Ideally, the method names would have been unified from the start, but once the split happened, the Magento team chose to continue supporting the split in favor of backwards compatibility.
There's two collections left in the codebase that inherit directly from Varien_Data_Collection_Db. These are Mage_Sales_Model_Resource_Sale_Collection
and Mage_Review_Model_Resource_Review_Summary_Collection
. This number is higher in versions of Magento CE prior to 1.6. While this doesn't impact the question of filtering, it does confuse the inheritance chain, so you should watch out for it.
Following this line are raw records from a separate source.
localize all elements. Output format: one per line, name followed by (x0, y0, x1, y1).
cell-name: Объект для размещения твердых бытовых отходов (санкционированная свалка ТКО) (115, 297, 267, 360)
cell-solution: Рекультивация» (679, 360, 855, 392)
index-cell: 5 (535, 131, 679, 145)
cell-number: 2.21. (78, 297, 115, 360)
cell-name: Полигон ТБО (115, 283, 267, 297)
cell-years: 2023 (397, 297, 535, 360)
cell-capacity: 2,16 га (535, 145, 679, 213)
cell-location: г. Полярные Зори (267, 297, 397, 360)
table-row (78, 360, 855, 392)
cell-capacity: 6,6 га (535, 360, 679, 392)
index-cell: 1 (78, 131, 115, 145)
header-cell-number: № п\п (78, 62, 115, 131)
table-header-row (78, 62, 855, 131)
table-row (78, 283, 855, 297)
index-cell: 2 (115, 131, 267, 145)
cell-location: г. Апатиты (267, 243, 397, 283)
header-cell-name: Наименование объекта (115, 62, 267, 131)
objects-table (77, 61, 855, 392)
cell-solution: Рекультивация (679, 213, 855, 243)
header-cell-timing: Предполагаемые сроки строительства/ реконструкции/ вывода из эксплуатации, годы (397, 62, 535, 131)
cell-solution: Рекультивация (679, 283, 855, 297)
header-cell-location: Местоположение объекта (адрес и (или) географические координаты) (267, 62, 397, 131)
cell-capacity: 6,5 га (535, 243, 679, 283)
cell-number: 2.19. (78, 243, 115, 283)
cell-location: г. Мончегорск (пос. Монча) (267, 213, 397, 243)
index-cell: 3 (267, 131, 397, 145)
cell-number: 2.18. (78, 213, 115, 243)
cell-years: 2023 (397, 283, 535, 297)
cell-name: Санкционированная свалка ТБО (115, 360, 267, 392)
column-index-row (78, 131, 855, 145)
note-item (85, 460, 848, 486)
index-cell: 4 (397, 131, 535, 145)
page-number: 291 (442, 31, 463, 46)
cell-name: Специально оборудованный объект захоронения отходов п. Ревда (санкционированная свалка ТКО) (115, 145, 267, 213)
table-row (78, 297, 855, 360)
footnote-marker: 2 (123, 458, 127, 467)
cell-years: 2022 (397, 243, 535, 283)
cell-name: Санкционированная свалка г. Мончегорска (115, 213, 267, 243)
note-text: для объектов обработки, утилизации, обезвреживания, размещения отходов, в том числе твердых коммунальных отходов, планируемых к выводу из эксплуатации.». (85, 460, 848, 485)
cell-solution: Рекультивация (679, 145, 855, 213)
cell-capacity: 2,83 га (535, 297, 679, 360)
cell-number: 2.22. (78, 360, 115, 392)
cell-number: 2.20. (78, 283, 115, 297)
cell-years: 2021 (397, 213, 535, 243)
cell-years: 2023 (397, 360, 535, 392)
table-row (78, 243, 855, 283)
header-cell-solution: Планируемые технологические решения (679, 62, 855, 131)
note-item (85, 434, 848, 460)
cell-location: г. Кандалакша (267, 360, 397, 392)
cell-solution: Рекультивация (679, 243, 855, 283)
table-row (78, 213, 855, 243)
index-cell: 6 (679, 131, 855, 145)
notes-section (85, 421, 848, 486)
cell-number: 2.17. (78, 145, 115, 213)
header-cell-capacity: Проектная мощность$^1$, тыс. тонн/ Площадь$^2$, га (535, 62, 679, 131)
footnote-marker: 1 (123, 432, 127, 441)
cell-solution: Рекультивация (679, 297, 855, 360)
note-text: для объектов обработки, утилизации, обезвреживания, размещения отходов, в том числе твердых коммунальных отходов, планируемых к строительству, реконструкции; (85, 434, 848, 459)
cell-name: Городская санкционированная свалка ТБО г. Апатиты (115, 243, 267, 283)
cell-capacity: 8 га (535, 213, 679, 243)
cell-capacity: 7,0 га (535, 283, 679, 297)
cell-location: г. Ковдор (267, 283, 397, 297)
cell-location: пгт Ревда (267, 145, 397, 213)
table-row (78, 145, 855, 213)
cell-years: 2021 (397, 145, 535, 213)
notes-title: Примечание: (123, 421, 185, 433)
Many non-EAV collections will implement their own addFieldToFilter
to do sanity checks on variables, or jigger the query paramaters a little if they're doing something a little non standard.
The EAV collections get in on this act as well by redefining addAttributeToFilter
. Again, this is done to add custom logic that doesn't fit in with the basic Magento collection loading.